In an era marked by nefarious scandals, including point-shaving debacles, illicit pay-offs, recruiting arms races and academic dishonesty, the world of collegiate athletics has dwindled to a race to the bottom, leaving many student-athletes around the country susceptible to influential figureheads with ulterior and unchecked, politically driven motivations.

Fear not my fellow idealists, Tony Gwynn is coming to town.

Gwynn, probably the greatest hitter of our generation, played college ball with San Diego State before his celebrated career with the San Diego Padres. The future unanimous first-ballot hall-of-famer hoarded a .338 lifetime batting average in 20 major league seasons with one organization, will lead his team onto the diamond on Friday afternoon at Caesar Uyesaka Stadium but won’t even reach the outfield, where he amassed five National League gold gloves with the Padres.

In fact, the member of the illustrious 3,000-hit club won’t even make it out of the dugout against the Gauchos. (Unless, that is, a glaringly bug-eyed Gwynn scurries out to home plate to entertain the umpire to a two-time shuffle or throws his cap, incessantly stomping away his aggression to spur on a late-game rally.) When the San Diego State baseball team takes the field against Santa Barbara during this weekend’s three-game series, Gwynn will be in uniform – but as the Aztecs’ skipper.

“All in all, I’m having the time of my life,” Gwynn said. “I love baseball, I love what I do, I love being a part of this university.”

Gwynn is a consummate professional in every aspect of the language. He is one of the nice guys in a sport where stars are generally egotistical and driven by the fame and fortune of having millions of dollars fall into your lap.

When I was 10 years old, I sent a letter to Jack Murphy Stadium, home of the Padres and Tony Gywnn, my favorite baseball player. Plain and simple, I was merely an ordinary, starry-eyed kid trying to get an autograph of a baseball legend. After just two weeks of sending my only prized Tops Ultra baseball card, I got a letter back in the mail with his signature engrained over the glossy card surface. Ten years later, I remember that day like it was yesterday.

During the 2001 season, Gwynn’s final campaign, the 41-year old managed to hobble his way into just 71 games, missing nearly half of the year to injury. But later that season, on a certain relentlessly scorching Sunday afternoon in July, Tony Gwynn made his heroic return from the disabled list. I drove three hours to sit in the crummy outfield nosebleeds and catch a glimpse of Mr. San Diego himself for the last time. Gwynn came on in the seventh inning and, pinch hitting, crushed a monster into the gap and over the wall for a run-scoring ground-rule double.

The moment was fitting. .

The play characterized Gwynn’s professionalism and character perfectly. There was no swagger, no triumphant hoopla, no bling-bling, no adjusting the crotch or dip spitting; just a selfless ballplayer doing his job and doing it well.

When Tony Gwynn took over as head coach of SDSU this season, many wondered why he chose to end his retirement.

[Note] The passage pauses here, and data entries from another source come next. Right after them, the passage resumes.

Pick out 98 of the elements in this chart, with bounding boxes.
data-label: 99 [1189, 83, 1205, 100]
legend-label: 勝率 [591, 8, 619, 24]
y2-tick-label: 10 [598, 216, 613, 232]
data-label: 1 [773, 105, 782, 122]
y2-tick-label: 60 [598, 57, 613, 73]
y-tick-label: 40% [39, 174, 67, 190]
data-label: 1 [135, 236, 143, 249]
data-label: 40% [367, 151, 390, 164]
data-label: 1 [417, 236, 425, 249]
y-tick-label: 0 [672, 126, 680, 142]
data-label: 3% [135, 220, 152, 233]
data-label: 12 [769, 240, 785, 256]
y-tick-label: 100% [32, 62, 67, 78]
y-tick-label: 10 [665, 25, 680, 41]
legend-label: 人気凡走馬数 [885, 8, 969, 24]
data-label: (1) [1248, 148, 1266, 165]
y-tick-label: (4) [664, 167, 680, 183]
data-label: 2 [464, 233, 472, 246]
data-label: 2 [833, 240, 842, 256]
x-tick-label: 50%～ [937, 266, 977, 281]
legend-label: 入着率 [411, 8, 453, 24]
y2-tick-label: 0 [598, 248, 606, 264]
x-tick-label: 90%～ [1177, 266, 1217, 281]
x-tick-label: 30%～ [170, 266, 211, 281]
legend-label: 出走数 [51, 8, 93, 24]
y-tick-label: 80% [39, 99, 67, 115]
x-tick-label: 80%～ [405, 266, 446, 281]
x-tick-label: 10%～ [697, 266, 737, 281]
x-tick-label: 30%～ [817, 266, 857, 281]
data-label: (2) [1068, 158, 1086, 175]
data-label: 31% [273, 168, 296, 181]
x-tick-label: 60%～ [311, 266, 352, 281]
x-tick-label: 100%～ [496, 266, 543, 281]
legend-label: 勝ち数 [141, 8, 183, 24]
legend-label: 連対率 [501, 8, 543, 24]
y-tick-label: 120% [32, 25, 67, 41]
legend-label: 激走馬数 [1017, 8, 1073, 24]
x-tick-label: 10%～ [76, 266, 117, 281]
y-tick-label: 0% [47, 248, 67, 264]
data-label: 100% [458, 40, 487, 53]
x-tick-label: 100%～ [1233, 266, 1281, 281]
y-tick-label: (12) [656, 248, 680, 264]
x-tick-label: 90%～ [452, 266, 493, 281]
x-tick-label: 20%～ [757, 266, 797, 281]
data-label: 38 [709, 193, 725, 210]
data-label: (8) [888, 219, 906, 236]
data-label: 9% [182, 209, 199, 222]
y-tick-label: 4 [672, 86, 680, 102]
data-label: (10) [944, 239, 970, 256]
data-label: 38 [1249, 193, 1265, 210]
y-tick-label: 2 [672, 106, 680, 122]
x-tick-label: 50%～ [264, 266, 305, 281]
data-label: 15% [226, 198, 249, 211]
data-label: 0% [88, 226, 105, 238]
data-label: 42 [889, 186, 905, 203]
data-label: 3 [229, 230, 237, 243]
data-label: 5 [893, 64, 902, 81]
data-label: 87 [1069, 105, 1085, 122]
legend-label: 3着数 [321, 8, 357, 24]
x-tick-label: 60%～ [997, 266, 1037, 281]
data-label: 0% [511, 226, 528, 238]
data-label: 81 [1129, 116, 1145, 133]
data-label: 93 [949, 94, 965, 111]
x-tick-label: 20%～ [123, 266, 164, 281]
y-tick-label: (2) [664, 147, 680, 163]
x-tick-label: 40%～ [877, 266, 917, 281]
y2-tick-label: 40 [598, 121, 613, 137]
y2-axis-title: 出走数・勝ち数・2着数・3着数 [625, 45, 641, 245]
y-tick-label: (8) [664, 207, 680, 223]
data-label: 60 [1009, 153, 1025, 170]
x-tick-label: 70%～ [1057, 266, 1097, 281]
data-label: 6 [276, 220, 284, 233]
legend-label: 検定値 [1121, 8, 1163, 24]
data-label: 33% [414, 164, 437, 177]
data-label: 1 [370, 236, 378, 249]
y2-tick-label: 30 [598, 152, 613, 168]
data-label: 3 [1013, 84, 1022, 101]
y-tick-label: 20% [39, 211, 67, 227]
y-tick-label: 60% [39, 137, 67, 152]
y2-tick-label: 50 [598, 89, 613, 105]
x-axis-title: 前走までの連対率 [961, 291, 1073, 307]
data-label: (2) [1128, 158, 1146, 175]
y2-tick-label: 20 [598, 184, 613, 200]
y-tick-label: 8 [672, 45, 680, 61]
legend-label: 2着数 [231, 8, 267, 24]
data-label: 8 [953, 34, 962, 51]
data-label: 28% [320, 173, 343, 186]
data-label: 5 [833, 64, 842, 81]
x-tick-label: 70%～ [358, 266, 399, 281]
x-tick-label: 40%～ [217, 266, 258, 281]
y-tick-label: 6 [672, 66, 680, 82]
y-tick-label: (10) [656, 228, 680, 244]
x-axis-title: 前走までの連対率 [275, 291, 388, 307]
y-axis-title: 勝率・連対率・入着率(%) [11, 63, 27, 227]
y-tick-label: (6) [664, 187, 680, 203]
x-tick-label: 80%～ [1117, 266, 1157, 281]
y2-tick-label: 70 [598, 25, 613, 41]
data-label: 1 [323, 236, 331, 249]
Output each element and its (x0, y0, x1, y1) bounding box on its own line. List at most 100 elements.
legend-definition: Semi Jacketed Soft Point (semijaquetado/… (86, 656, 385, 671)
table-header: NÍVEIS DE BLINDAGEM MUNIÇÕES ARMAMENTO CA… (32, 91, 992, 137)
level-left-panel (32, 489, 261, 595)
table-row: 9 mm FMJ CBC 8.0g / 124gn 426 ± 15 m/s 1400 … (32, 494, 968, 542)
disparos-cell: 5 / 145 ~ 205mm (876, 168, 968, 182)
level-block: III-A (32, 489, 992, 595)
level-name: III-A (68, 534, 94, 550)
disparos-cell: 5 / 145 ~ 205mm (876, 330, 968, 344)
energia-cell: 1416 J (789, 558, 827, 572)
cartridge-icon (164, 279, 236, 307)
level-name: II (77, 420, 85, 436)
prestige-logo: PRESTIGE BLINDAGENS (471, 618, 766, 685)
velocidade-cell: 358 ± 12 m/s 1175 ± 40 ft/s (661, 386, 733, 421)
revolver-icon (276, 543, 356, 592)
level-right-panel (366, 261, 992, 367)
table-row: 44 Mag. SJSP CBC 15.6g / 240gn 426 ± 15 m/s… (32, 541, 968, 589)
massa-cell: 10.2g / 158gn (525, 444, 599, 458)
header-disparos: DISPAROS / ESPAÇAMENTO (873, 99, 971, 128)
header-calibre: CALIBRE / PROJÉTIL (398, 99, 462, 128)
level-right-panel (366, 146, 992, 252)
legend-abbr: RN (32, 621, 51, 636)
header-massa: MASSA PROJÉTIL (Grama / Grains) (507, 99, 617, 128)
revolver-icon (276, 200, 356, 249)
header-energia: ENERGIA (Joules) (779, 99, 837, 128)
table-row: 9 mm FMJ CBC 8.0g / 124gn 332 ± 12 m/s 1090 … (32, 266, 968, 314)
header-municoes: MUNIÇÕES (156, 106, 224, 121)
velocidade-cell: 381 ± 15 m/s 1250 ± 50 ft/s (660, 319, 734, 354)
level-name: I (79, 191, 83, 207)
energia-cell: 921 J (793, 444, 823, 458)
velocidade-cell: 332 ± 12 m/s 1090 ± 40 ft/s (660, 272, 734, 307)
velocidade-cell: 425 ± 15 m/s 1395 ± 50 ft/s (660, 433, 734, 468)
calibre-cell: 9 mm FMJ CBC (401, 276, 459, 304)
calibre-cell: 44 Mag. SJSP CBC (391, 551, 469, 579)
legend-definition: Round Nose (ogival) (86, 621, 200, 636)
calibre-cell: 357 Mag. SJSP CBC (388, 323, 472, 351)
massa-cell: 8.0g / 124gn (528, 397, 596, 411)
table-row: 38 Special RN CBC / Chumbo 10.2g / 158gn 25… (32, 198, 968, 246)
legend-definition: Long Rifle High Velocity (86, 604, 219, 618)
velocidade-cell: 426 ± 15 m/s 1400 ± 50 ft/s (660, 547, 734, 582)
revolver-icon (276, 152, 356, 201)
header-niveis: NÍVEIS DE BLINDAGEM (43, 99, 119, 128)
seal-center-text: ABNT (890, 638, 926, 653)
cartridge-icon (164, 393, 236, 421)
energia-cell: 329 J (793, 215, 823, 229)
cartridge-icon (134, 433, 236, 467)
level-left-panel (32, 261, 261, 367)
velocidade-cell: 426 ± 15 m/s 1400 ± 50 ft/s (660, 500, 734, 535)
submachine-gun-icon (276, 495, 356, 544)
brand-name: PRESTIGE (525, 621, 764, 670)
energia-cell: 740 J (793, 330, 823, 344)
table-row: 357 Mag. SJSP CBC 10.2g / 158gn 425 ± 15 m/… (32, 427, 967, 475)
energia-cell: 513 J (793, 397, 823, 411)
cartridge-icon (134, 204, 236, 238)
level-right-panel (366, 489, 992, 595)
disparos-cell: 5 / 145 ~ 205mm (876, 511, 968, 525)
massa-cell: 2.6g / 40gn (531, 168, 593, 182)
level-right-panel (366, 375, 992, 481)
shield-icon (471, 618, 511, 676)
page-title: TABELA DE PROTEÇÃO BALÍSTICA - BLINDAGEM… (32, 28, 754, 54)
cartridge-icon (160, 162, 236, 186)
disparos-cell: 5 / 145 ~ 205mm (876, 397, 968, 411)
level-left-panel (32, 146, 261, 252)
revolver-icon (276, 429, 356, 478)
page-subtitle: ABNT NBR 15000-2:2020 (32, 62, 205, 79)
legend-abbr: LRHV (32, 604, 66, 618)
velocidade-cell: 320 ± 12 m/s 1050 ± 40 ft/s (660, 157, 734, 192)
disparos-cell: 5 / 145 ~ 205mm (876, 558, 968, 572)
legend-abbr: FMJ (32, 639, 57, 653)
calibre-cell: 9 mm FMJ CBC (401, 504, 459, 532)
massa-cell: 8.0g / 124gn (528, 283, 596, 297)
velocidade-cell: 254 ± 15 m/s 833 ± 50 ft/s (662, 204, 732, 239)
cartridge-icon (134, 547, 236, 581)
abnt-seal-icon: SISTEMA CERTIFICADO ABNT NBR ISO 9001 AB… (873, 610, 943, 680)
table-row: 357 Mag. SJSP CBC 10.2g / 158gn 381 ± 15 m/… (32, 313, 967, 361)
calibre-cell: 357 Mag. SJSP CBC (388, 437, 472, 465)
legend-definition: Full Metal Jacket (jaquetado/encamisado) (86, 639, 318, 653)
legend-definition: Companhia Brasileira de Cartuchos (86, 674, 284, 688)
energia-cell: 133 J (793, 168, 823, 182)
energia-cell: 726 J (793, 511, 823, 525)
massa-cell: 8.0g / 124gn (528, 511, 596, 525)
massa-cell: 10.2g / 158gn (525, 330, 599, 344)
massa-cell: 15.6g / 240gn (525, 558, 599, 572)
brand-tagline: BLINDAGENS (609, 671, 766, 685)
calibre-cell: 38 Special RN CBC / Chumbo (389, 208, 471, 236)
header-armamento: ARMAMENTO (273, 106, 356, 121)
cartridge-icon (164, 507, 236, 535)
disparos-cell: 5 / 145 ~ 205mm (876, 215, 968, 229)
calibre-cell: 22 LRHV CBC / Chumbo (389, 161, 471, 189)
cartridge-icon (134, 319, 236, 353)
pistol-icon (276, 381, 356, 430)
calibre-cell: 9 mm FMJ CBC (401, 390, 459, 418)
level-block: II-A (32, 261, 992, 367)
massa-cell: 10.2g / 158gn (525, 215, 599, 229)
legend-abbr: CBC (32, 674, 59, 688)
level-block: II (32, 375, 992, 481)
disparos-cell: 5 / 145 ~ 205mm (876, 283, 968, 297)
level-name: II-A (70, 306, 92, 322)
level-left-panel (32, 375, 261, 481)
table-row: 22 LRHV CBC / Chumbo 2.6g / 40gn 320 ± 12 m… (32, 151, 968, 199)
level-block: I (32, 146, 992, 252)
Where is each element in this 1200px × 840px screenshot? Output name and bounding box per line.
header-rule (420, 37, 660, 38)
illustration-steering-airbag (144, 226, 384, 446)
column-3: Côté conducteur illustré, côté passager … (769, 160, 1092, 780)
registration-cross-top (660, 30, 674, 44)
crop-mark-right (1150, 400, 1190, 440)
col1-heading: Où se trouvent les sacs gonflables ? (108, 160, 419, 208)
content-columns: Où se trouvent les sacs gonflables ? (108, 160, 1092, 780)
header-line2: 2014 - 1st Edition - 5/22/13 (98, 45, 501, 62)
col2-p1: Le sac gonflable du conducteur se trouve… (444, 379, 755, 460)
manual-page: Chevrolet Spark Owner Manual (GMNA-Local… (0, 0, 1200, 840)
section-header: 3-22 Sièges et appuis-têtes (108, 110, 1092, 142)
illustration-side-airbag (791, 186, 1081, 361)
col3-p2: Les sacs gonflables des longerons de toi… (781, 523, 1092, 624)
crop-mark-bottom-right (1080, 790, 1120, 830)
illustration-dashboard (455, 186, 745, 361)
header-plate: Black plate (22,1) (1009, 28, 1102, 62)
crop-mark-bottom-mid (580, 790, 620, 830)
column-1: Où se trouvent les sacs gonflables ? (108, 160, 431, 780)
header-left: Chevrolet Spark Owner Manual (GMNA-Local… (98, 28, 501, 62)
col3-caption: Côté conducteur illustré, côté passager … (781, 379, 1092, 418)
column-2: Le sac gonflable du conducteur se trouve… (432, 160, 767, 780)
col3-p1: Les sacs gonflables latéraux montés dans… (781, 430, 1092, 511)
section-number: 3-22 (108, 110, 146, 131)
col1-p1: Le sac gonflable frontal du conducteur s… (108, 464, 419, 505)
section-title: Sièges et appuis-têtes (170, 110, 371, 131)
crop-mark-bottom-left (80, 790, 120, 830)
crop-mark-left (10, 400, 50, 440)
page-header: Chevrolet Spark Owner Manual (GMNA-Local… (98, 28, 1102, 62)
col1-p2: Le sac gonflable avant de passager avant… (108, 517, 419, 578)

“I know it sounds crazy, but when you’ve played major league baseball, I guess people have this vision of you hitting golf balls on the 17th hole at Pebble Beach or something,” Gwynn said. “I’m a worker. I’m not a guy who sits around and lounges.”

Gwynn’s genuine charisma is the exact foundation that college athletics should build for their programs and administrations. In an unforgiving drought of morality and fairness in the NCAA, Gwynn can be the purifying water to quench the thirst for justice. Student-athletes need other role models than the glitz and glamor of high-profile millionaire juiced-up chumps.

“There’s a lot of responsibility to this job,” Gwynn said. “It’s about teaching them the game, teaching them how to do things, trying to prepare them for life, making them go to class, making them go to their tutors.”

While not all people are athletes, all athletes are people and Tony Gwynn just happens to be one of the best out there.